Jeden z liderów białoruskiej opozycji Ryhor Kastusiou złożył wniosek do Centralnej Komisji Wyborczej o uznanie za nieważne niedzielnych wyborów prezydenckich. Opozycjonista, który sam ubiegał się o prezydencki fotel, zrobił to tuż przed upływem przepisowego terminu.
Kastusiou, wiceszef partii Białoruski Front Narodowy (BNF), złożył zestaw dokumentów w CKW w ostatniej chwili. Od rana składał zeznania w KGB, skąd wypuszczono go po prawie ośmiu godzinach.
Jedna skarga
Szefowa CKW Lidzija Jarmoszyna oświadczyła, że żaden z pozostałych kandydatów na prezydenta nie złożył skargi w środę.
Zrobienie tego byłoby raczej trudne, bo kandydaci muszą taką skargę składać osobiście. A większość z nich znajduje się w areszcie śledczym KGB, gdzie trafili po niedzielnej manifestacji opozycji w Mińsku.
Kastusiou poprosił CKW, by jego wniosek uznała też za złożony w imieniu innych kandydatów.
Naruszenia
Wyjaśnił, że 38 stron zajmuje uzasadnienie skargi, a 36 stron - załącznik ze skargami obserwatorów, które składali oni do komisji wyborczych różnego szczebla oraz do prokuratury.

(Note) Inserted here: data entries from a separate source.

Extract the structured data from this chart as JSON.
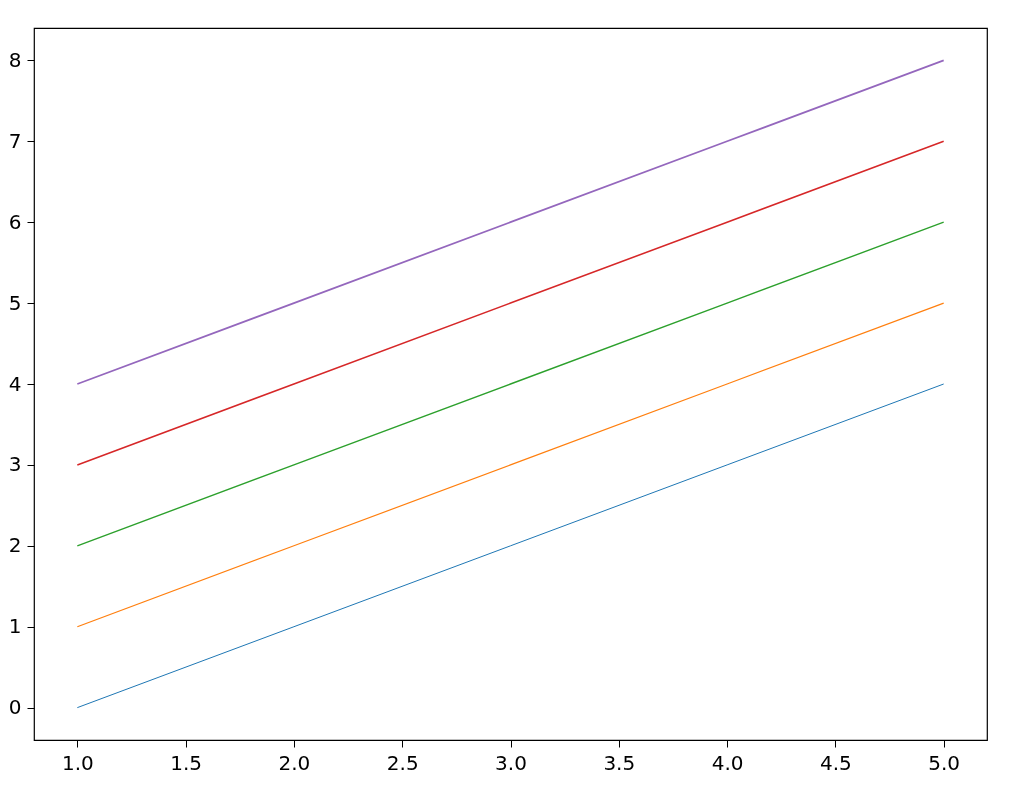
{
  "chart_data": {
    "type": "line",
    "x": [
      1,
      2,
      3,
      4,
      5
    ],
    "series": [
      {
        "color": "#1f77b4",
        "values": [
          0,
          1,
          2,
          3,
          4
        ]
      },
      {
        "color": "#ff7f0e",
        "values": [
          1,
          2,
          3,
          4,
          5
        ]
      },
      {
        "color": "#2ca02c",
        "values": [
          2,
          3,
          4,
          5,
          6
        ]
      },
      {
        "color": "#d62728",
        "values": [
          3,
          4,
          5,
          6,
          7
        ]
      },
      {
        "color": "#9467bd",
        "values": [
          4,
          5,
          6,
          7,
          8
        ]
      }
    ],
    "xlim": [
      0.8,
      5.2
    ],
    "xticks": [
      {
        "value": 1,
        "label": "1.0"
      },
      {
        "value": 1.5,
        "label": "1.5"
      },
      {
        "value": 2,
        "label": "2.0"
      },
      {
        "value": 2.5,
        "label": "2.5"
      },
      {
        "value": 3,
        "label": "3.0"
      },
      {
        "value": 3.5,
        "label": "3.5"
      },
      {
        "value": 4,
        "label": "4.0"
      },
      {
        "value": 4.5,
        "label": "4.5"
      },
      {
        "value": 5,
        "label": "5.0"
      }
    ],
    "ylim": [
      -0.4,
      8.4
    ],
    "yticks": [
      0,
      1,
      2,
      3,
      4,
      5,
      6,
      7,
      8
    ],
    "grid": false,
    "legend": false,
    "marker": "none",
    "line_style": "solid"
  }
}
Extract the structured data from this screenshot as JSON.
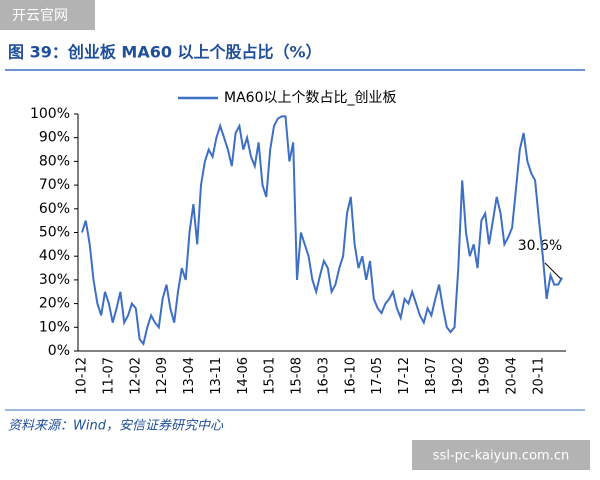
{
  "chart_data": {
    "type": "line",
    "watermark_top": "开云官网",
    "title": "图 39：创业板 MA60 以上个股占比（%）",
    "source": "资料来源：Wind，安信证券研究中心",
    "watermark_bottom": "ssl-pc-kaiyun.com.cn",
    "annotation": "30.6%",
    "categories": [
      "10-12",
      null,
      null,
      null,
      null,
      null,
      null,
      "11-07",
      null,
      null,
      null,
      null,
      null,
      null,
      "12-02",
      null,
      null,
      null,
      null,
      null,
      null,
      "12-09",
      null,
      null,
      null,
      null,
      null,
      null,
      "13-04",
      null,
      null,
      null,
      null,
      null,
      null,
      "13-11",
      null,
      null,
      null,
      null,
      null,
      null,
      "14-06",
      null,
      null,
      null,
      null,
      null,
      null,
      "15-01",
      null,
      null,
      null,
      null,
      null,
      null,
      "15-08",
      null,
      null,
      null,
      null,
      null,
      null,
      "16-03",
      null,
      null,
      null,
      null,
      null,
      null,
      "16-10",
      null,
      null,
      null,
      null,
      null,
      null,
      "17-05",
      null,
      null,
      null,
      null,
      null,
      null,
      "17-12",
      null,
      null,
      null,
      null,
      null,
      null,
      "18-07",
      null,
      null,
      null,
      null,
      null,
      null,
      "19-02",
      null,
      null,
      null,
      null,
      null,
      null,
      "19-09",
      null,
      null,
      null,
      null,
      null,
      null,
      "20-04",
      null,
      null,
      null,
      null,
      null,
      null,
      "20-11",
      null,
      null,
      null,
      null,
      null,
      null
    ],
    "series": [
      {
        "name": "MA60以上个数占比_创业板",
        "color": "#3d6fc4",
        "values": [
          50,
          55,
          45,
          30,
          20,
          15,
          25,
          20,
          12,
          18,
          25,
          12,
          15,
          20,
          18,
          5,
          3,
          10,
          15,
          12,
          10,
          22,
          28,
          18,
          12,
          25,
          35,
          30,
          50,
          62,
          45,
          70,
          80,
          85,
          82,
          90,
          95,
          90,
          85,
          78,
          92,
          95,
          85,
          90,
          82,
          78,
          88,
          70,
          65,
          85,
          95,
          98,
          99,
          99,
          80,
          88,
          30,
          50,
          45,
          40,
          30,
          25,
          32,
          38,
          35,
          25,
          28,
          35,
          40,
          58,
          65,
          45,
          35,
          40,
          30,
          38,
          22,
          18,
          16,
          20,
          22,
          25,
          18,
          14,
          22,
          20,
          25,
          20,
          15,
          12,
          18,
          15,
          22,
          28,
          18,
          10,
          8,
          10,
          35,
          72,
          50,
          40,
          45,
          35,
          55,
          58,
          45,
          55,
          65,
          58,
          45,
          48,
          52,
          68,
          85,
          92,
          80,
          75,
          72,
          55,
          40,
          22,
          32,
          28,
          28,
          31
        ]
      }
    ],
    "ylim": [
      0,
      100
    ],
    "yticks": [
      {
        "value": 0,
        "label": "0%"
      },
      {
        "value": 10,
        "label": "10%"
      },
      {
        "value": 20,
        "label": "20%"
      },
      {
        "value": 30,
        "label": "30%"
      },
      {
        "value": 40,
        "label": "40%"
      },
      {
        "value": 50,
        "label": "50%"
      },
      {
        "value": 60,
        "label": "60%"
      },
      {
        "value": 70,
        "label": "70%"
      },
      {
        "value": 80,
        "label": "80%"
      },
      {
        "value": 90,
        "label": "90%"
      },
      {
        "value": 100,
        "label": "100%"
      }
    ]
  }
}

- W skardze wymienione są liczne fakty ciężkiego naruszenia krajowej ordynacji wyborczej i bezprecedensowego wykorzystania mechanizmów administracyjnych i środków budżetowych podczas prowadzenia wyborów, co wpłynęło na ich ogólny wynik w kraju - powiedział Kastusiou, cytowany przez internetową niezależną gazetę "Biełorusskije Nowosti".
Zatwierdzenie
Posiedzenie CKW, na którym ma ona zatwierdzić wyniki wyborów odbędzie się 24 grudnia. Według wyników, które komisja podała w poniedziałek nad ranem, niemal 80 proc. głosów uzyskał ubiegający się o czwartą kadencję prezydencką Alaksandr Łukaszenka.